Vicky had been without her glasses for 18 days when Boots contacted her to say the manufacturer had returned them in the same condition. It had been unable to provide an assessment report to determine whether the glasses were defective or Vicky had damaged them.
She was again told that Boots wouldn’t repair or replace the glasses as it did not think there was a manufacturing fault. She complained to the Optical Consumer Complaints Service (OCCS), a free mediation service that tries to resolve disputes between opticians and consumers. But it couldn’t provide a resolution and the case was closed.
Vicky contacted Which? Legal. We confirmed her rights under the Sale of Goods Act and advised that as Boots had already had the chance to inspect the glasses and failed to prove its case, she could get an impartial expert to inspect them to see if she could claim a manufacturing fault. Rather than do that straight away, because she didn’t want to be without her glasses, Vicky wrote to Boots Opticians again saying she didn’t agree with its analysis and if she didn’t receive a satisfactory resolution she’d consider legal action. Boots offered a full refund of £229, which she accepted.

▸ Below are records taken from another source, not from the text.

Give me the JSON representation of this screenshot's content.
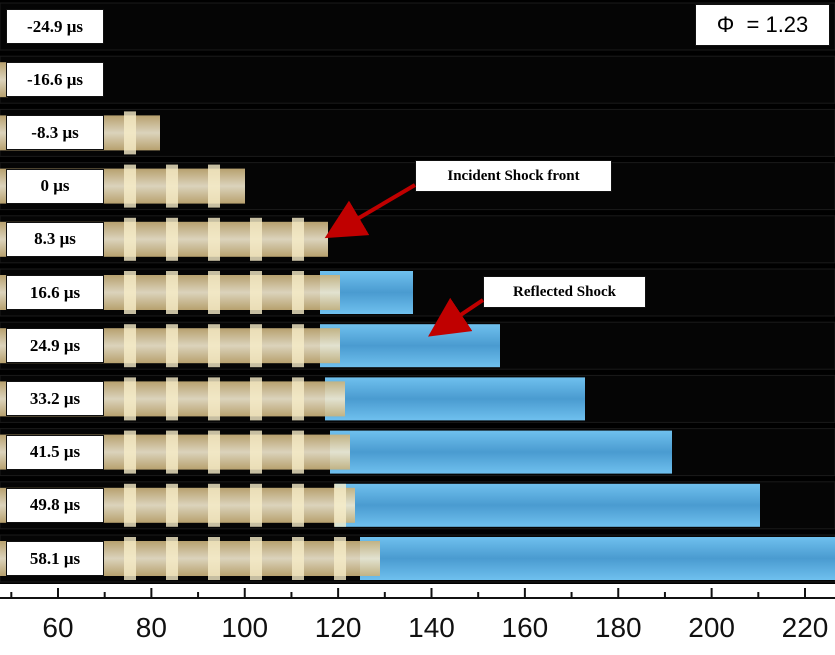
{
  "phi_label": "Φ  = 1.23",
  "frames": [
    {
      "time": "-24.9 μs",
      "flame_end": 0,
      "shock_end": 0
    },
    {
      "time": "-16.6 μs",
      "flame_end": 8,
      "shock_end": 0
    },
    {
      "time": "-8.3 μs",
      "flame_end": 160,
      "shock_end": 0
    },
    {
      "time": "0 μs",
      "flame_end": 245,
      "shock_end": 0
    },
    {
      "time": "8.3 μs",
      "flame_end": 328,
      "shock_end": 0
    },
    {
      "time": "16.6 μs",
      "flame_end": 340,
      "shock_end": 413
    },
    {
      "time": "24.9 μs",
      "flame_end": 340,
      "shock_end": 500
    },
    {
      "time": "33.2 μs",
      "flame_end": 345,
      "shock_end": 585
    },
    {
      "time": "41.5 μs",
      "flame_end": 350,
      "shock_end": 672
    },
    {
      "time": "49.8 μs",
      "flame_end": 355,
      "shock_end": 760
    },
    {
      "time": "58.1 μs",
      "flame_end": 380,
      "shock_end": 835
    }
  ],
  "annotations": {
    "incident": "Incident Shock front",
    "reflected": "Reflected Shock"
  },
  "x_axis": {
    "tick_labels": [
      "60",
      "80",
      "100",
      "120",
      "140",
      "160",
      "180",
      "200",
      "220"
    ]
  },
  "colors": {
    "background": "#000000",
    "flame": "#e8d8a8",
    "shock": "#5fb0e0",
    "arrow": "#c00000"
  }
}
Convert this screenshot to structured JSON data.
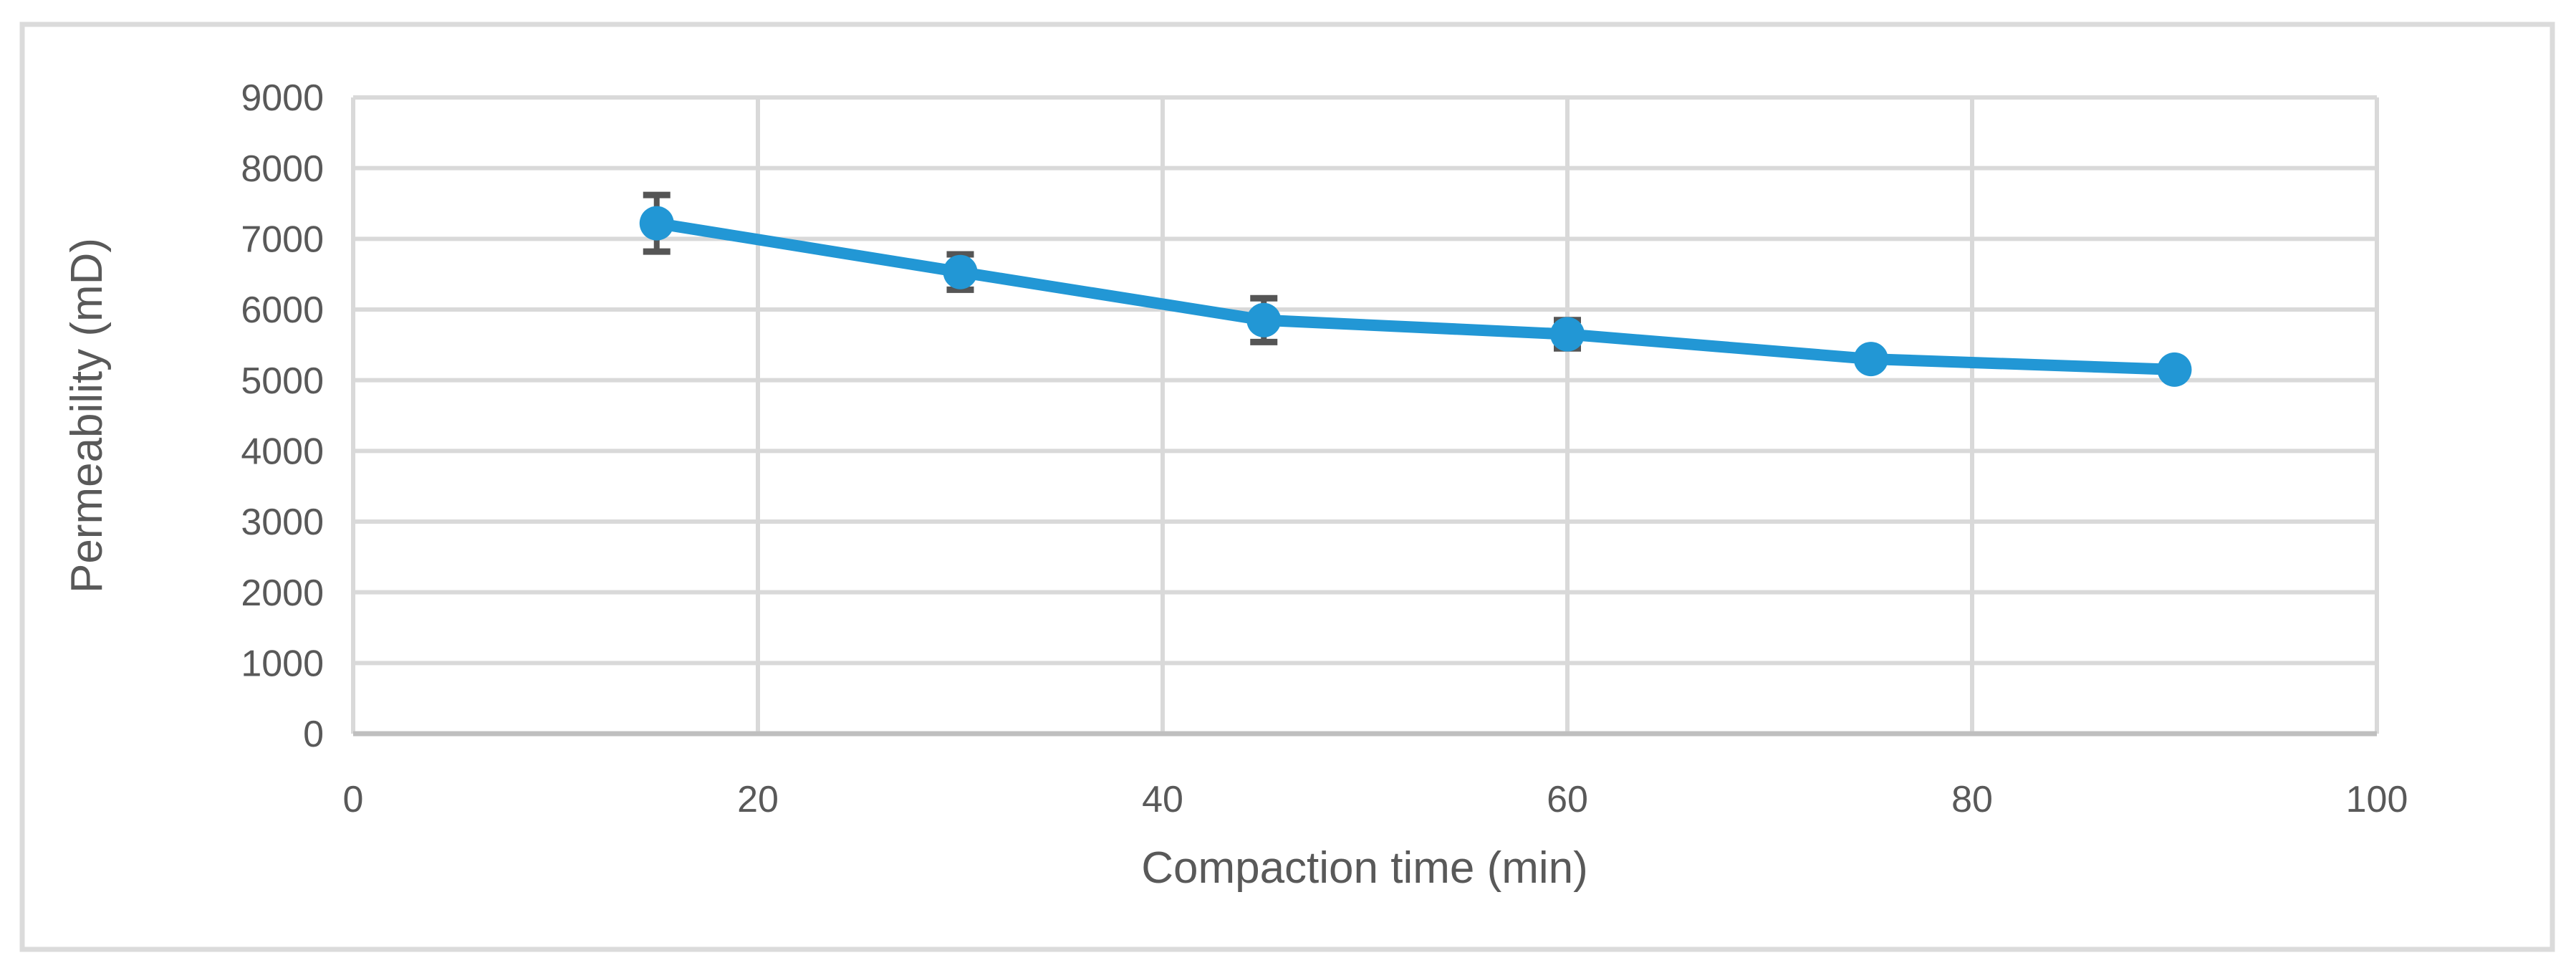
{
  "figure": {
    "background": "#ffffff",
    "border_color": "#dbdbdb"
  },
  "chart_data": {
    "type": "line",
    "title": "",
    "xlabel": "Compaction time (min)",
    "ylabel": "Permeability (mD)",
    "x": [
      15,
      30,
      45,
      60,
      75,
      90
    ],
    "series": [
      {
        "name": "Permeability (mD)",
        "values": [
          7220,
          6530,
          5850,
          5650,
          5300,
          5150
        ],
        "error_bars_plus_minus": [
          400,
          250,
          310,
          200,
          0,
          0
        ],
        "line_color": "#2297d5",
        "marker": "circle",
        "marker_color": "#2297d5",
        "error_bar_color": "#555555"
      }
    ],
    "xlim": [
      0,
      100
    ],
    "ylim": [
      0,
      9000
    ],
    "x_ticks": [
      0,
      20,
      40,
      60,
      80,
      100
    ],
    "y_ticks": [
      0,
      1000,
      2000,
      3000,
      4000,
      5000,
      6000,
      7000,
      8000,
      9000
    ],
    "grid": true,
    "legend": "none",
    "gridline_color": "#d9d9d9",
    "axis_line_color": "#bfbfbf",
    "tick_label_color": "#595959",
    "axis_title_color": "#595959"
  }
}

The Sale of Goods Act says goods should be of satisfactory quality. This includes durability. In the six months after purchase, the onus is on the supplier to prove that the defect wasn’t there when you bought the item. You’re entitled to a repair or replacement – the retailer is likely to choose the most cost-effective option. If a repair isn’t possible or would be disproportionate in price, you may claim a refund, reduced to take into account the use you’ve had. If, like Vicky, you face a situation in which a firm won’t repair or replace, you can then go to the relevant complaints service. In this case, the OCCS deals only with the financial/ contractual part of the supply of glasses.